Crazy Heart
A 57 ans, Bad Blake, chanteur de country, vit toujours sur la route, jouant des vieux hits dans des bars de troisième zone et des salles de bowling. Ce qui lui reste de célébrité disparaît peu à peu. Le mieux qu'il puisse espérer aujourd'hui, c'est de faire la première partie de Tommy Sweet, qui fut son jeune protégé et à qui il a tout appris.
De petit concert en petit concert, la route de Bad suit son cours, jusqu'au soir où il fait la rencontre de Jean, journaliste locale…
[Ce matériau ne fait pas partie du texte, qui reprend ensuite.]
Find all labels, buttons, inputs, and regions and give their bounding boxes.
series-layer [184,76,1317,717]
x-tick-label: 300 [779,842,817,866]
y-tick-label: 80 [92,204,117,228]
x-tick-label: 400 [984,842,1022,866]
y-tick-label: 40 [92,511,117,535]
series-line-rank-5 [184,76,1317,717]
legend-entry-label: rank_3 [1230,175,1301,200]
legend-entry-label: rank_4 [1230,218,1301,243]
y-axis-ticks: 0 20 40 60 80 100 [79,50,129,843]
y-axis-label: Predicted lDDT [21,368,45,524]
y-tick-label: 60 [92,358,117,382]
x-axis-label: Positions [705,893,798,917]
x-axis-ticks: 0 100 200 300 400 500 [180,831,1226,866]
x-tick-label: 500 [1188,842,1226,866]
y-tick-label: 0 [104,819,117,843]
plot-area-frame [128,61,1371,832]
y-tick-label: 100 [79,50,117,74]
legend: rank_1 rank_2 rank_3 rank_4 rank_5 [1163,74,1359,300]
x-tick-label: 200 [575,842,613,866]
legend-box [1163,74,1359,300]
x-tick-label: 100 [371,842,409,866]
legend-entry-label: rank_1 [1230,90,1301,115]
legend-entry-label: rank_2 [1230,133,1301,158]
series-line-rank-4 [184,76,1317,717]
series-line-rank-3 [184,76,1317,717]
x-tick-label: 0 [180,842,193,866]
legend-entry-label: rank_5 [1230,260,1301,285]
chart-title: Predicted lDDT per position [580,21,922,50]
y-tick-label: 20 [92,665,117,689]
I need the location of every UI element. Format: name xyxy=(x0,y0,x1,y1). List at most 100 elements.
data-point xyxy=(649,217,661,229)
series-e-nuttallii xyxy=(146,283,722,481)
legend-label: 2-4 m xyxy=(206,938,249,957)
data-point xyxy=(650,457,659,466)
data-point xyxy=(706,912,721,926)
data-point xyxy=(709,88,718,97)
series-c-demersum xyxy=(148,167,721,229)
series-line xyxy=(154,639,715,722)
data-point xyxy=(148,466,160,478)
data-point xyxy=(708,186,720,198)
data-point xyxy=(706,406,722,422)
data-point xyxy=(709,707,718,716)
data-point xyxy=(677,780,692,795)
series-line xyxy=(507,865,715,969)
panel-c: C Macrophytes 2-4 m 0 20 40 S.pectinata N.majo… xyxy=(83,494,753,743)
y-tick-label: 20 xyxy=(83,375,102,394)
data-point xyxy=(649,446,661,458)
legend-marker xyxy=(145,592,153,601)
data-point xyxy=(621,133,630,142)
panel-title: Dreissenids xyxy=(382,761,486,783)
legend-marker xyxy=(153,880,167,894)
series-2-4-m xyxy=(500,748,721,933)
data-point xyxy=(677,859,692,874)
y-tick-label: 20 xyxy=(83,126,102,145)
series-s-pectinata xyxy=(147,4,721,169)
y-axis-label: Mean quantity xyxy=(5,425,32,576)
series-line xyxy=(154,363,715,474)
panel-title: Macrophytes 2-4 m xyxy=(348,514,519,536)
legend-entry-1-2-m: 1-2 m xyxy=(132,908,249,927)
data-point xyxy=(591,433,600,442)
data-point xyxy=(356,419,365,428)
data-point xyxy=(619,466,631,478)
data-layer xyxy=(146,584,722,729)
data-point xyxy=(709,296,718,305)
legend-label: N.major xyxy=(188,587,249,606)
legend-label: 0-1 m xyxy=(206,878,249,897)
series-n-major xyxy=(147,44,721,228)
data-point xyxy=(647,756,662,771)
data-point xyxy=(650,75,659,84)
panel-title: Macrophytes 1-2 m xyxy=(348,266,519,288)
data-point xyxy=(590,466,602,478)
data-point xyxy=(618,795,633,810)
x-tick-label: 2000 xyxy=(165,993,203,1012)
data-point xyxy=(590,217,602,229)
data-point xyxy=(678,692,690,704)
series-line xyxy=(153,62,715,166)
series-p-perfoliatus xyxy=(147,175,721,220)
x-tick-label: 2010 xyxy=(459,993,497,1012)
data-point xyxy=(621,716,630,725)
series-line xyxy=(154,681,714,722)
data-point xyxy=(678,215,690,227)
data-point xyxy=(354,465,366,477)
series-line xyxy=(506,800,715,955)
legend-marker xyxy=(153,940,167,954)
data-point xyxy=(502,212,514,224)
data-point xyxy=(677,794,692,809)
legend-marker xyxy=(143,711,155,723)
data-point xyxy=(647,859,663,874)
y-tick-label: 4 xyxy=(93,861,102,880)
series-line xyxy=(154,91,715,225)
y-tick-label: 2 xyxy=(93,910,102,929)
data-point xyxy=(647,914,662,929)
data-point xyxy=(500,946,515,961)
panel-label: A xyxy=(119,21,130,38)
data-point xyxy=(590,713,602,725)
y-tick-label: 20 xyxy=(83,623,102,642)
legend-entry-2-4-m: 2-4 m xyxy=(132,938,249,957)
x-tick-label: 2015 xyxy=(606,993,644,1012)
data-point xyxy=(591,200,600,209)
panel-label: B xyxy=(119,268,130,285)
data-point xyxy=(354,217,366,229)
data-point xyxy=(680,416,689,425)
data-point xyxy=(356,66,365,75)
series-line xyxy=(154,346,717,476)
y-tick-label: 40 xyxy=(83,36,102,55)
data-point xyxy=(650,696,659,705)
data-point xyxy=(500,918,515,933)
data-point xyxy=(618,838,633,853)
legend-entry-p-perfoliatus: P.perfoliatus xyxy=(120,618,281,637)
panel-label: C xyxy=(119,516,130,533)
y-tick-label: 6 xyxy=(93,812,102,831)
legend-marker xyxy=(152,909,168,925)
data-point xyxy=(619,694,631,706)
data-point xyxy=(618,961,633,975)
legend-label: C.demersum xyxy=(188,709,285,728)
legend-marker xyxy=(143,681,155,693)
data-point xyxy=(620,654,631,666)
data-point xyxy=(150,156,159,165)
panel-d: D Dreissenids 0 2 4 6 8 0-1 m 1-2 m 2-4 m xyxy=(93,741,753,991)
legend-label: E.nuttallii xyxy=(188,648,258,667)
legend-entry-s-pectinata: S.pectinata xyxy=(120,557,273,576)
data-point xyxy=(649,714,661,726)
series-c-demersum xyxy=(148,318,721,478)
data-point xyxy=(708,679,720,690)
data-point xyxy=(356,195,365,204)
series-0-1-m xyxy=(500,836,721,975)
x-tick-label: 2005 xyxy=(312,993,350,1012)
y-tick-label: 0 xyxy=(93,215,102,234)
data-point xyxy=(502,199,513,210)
« J'ai joué malade, ivre, divorcé et en cavale. De toute ma vie, je n'ai jamais loupé un concert. » Le coup du chanteur de country sur le retour, alcoolo pour oublier ses quatre mariages foirés et sa carrière en berne et qui reprend goût à la vie en tombant amoureux d'une jeunesse, on nous l'a déjà fait. Les perdants magnifiques, les histoires de rédemption, Hollywood en raffole, surtout à la veille des Oscars. Pourtant, dès qu'on fait la connaissance de Bad Blake (génial pseudo !), on oublie sur le champ ses préventions. Le mérite en revient au formidable Jeff Bridges, dans son meilleur rôle depuis The Big Lebowski. Qu'il biberonne sa bouteille de McClure au saut du lit dans un motel miteux ou honore en titubant sa tournée des bars et bowlings du Deep South, tel un « Dude » lâché par ses potes, Bridges apporte le vécu et l'ironie nécessaires. A l'instar d'Eastwood dans Honkytonk Man, il interprète lui-même les chansons (pas mal du tout) écrites pour le film. Et avale les kilomètres d'autoroute au volant d'un corbillard « rouille métallisée ». Un majestueux plan large cadre la minuscule voiture de Blake, seule sur sa voie, croisant, sur la file opposée, l'immense cohorte des véhicules anonymes. Solitude du saltimbanque, éternellement à contre-courant.